Redaktion: Sonja Kittel, Fotos: Michael Pöltl
„Es war der Horror“
„Mein Name ist Neroz und ich wurde 1981 in Syrien geboren. Ich habe dort englische Literatur studiert und sieben Jahre Englisch unterrichtet. Ich begann an einer Volksschule in meinem Heimatort Aleppo. Dann lernte ich meinen Mann kennen und wir heirateten. Gemeinsam zogen wir nach Kobane, wo ich an einem Gymnasium arbeiten konnte. Als der Krieg begann und Kobane bombardiert wurde, gingen wir zurück nach Aleppo. Wir hatten mittlerweile drei Kinder und mein Mann wollte Syrien verlassen. Ich fand die Idee nicht gut, weil ich mir die Flucht mit drei kleinen Kindern nicht vorstellen konnte, aber nachdem dann auch Aleppo bombardiert wurde, hatten wir keine andere Möglichkeit und flüchteten in die Türkei. Mein Mann arbeitete dort von morgens bis abends, um uns irgendwie versorgen zu können. Wir sind Kurden und wir erlebten jeden Tag Rassismus. Die Kinder konnten nicht in die Schule gehen, mein ältester Sohn war damals neun Jahre alt, und nach Syrien konnten wir nicht zurück, weil überall Krieg herrschte. Es war der Horror.

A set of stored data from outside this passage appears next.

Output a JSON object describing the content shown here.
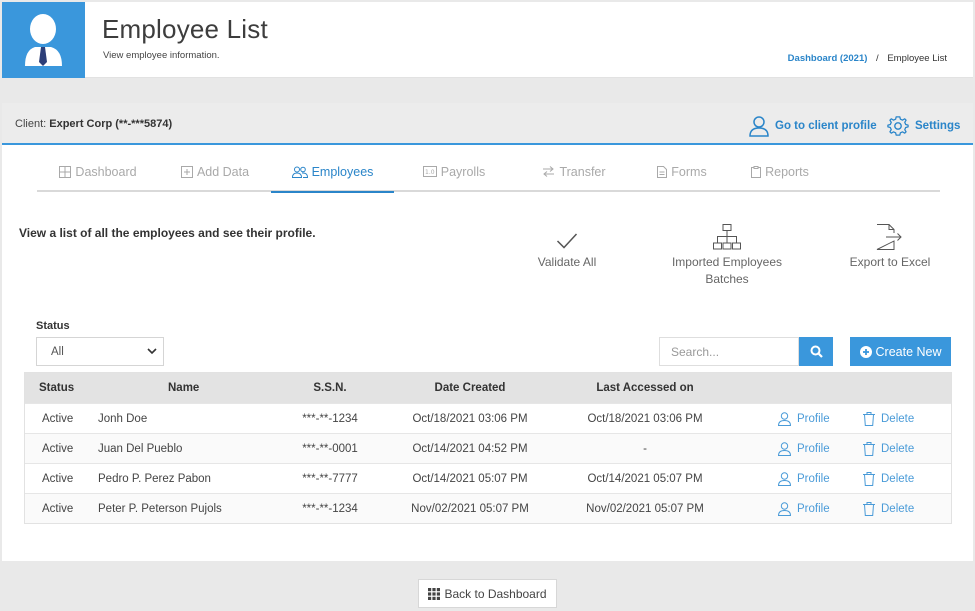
{
  "header": {
    "title": "Employee List",
    "subtitle": "View employee information.",
    "breadcrumb": {
      "link": "Dashboard (2021)",
      "separator": "/",
      "current": "Employee List"
    }
  },
  "client_bar": {
    "label_prefix": "Client:",
    "client_name": "Expert Corp (**-***5874)",
    "profile_link": "Go to client profile",
    "settings_link": "Settings"
  },
  "tabs": [
    {
      "label": "Dashboard",
      "icon": "grid-icon",
      "active": false
    },
    {
      "label": "Add Data",
      "icon": "plus-square-icon",
      "active": false
    },
    {
      "label": "Employees",
      "icon": "users-icon",
      "active": true
    },
    {
      "label": "Payrolls",
      "icon": "payroll-icon",
      "active": false
    },
    {
      "label": "Transfer",
      "icon": "transfer-icon",
      "active": false
    },
    {
      "label": "Forms",
      "icon": "document-icon",
      "active": false
    },
    {
      "label": "Reports",
      "icon": "clipboard-icon",
      "active": false
    }
  ],
  "intro": "View a list of all the employees and see their profile.",
  "actions": {
    "validate": "Validate All",
    "imported_line1": "Imported Employees",
    "imported_line2": "Batches",
    "export": "Export to Excel"
  },
  "filters": {
    "status_label": "Status",
    "status_value": "All",
    "search_placeholder": "Search...",
    "create_label": "Create New"
  },
  "table": {
    "columns": [
      "Status",
      "Name",
      "S.S.N.",
      "Date Created",
      "Last Accessed on"
    ],
    "profile_label": "Profile",
    "delete_label": "Delete",
    "rows": [
      {
        "status": "Active",
        "name": "Jonh Doe",
        "ssn": "***-**-1234",
        "created": "Oct/18/2021 03:06 PM",
        "last": "Oct/18/2021 03:06 PM"
      },
      {
        "status": "Active",
        "name": "Juan Del Pueblo",
        "ssn": "***-**-0001",
        "created": "Oct/14/2021 04:52 PM",
        "last": "-"
      },
      {
        "status": "Active",
        "name": "Pedro P. Perez Pabon",
        "ssn": "***-**-7777",
        "created": "Oct/14/2021 05:07 PM",
        "last": "Oct/14/2021 05:07 PM"
      },
      {
        "status": "Active",
        "name": "Peter P. Peterson Pujols",
        "ssn": "***-**-1234",
        "created": "Nov/02/2021 05:07 PM",
        "last": "Nov/02/2021 05:07 PM"
      }
    ]
  },
  "footer": {
    "back_label": "Back to Dashboard"
  },
  "colors": {
    "accent": "#3a97dc",
    "link": "#2a85c9"
  }
}
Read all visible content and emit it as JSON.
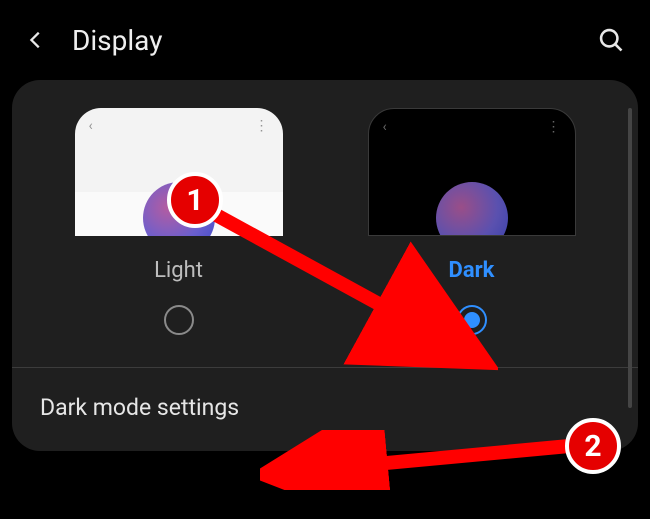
{
  "header": {
    "title": "Display"
  },
  "themes": {
    "light": {
      "label": "Light",
      "selected": false
    },
    "dark": {
      "label": "Dark",
      "selected": true
    }
  },
  "dark_mode_row": {
    "label": "Dark mode settings"
  },
  "annotations": {
    "badge1": "1",
    "badge2": "2"
  }
}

„Mein einziger Gedanke war, meine Kinder festzuhalten“
Wir beschlossen, unsere Flucht gemeinsam mit zwei weiteren Familien fortzusetzen. Insgesamt waren neun Kinder dabei, das Jüngste an der Grenze zwischen Syrien und der Türkei geboren. Wir sollten mit einem Boot nach Griechenland übersetzen, doch die Schlepper hatten uns betrogen. In ein Boot, das für 20 Menschen ausgelegt war, sollten über 40 gepfercht werden. Wir wollten das Geld zurück, das wir für die Überfahrt bezahlt hatten, doch die Schlepper zwangen uns in das überfüllte Boot. Ich hielt meinen zehn Monate alten Sohn Hamoude in den Armen, mein älterer Sohn Lawad und meine Tochter Rama links und rechts von mir und mein einziger Gedanke war, meine Kinder festzuhalten. Sonst fühlte ich nichts. In Griechenland wurden wir von sehr lieben Menschen am Strand empfangen. Wir blieben dreizehn Tage dort und lebten in Zelten. Dann ging es weiter über Mazedonien, Serbien und Ungarn bis nach Österreich.
Liebe, Unterstützung & Sicherheit
Den Kindern ging es sehr schlecht. Wir lernten eine Frau am Hauptbahnhof in Wien kennen. Sie war Psychotherapeutin und ihr Mann Kinderarzt. Sie brachten uns in ihr Sommerhaus an der alten Donau und unterstützen uns in jeglichem Sinne. Wir haben dort Liebe, Warmherzigkeit und Sicherheit erfahren und unsere Kinder waren glücklich. Wir beschlossen in Österreich zu bleiben und bekamen nach einem kurzen Aufenthalt im Pavillon Lainz über die Diakonie eine eigene Wohnung. Wir suchten um Asyl an und erhielten den positiven Bescheid nach einem halben Jahr. Ich wollte unbedingt die deutsche Sprache lernen, denn das ist der Schlüssel zu allem. Zuerst habe ich mir privat einen Kurs bezahlt. Nach dem positiven Bescheid bekam ich dann einen Kurs über das AMS. Ende 2017 war ich schon auf B2 Niveau.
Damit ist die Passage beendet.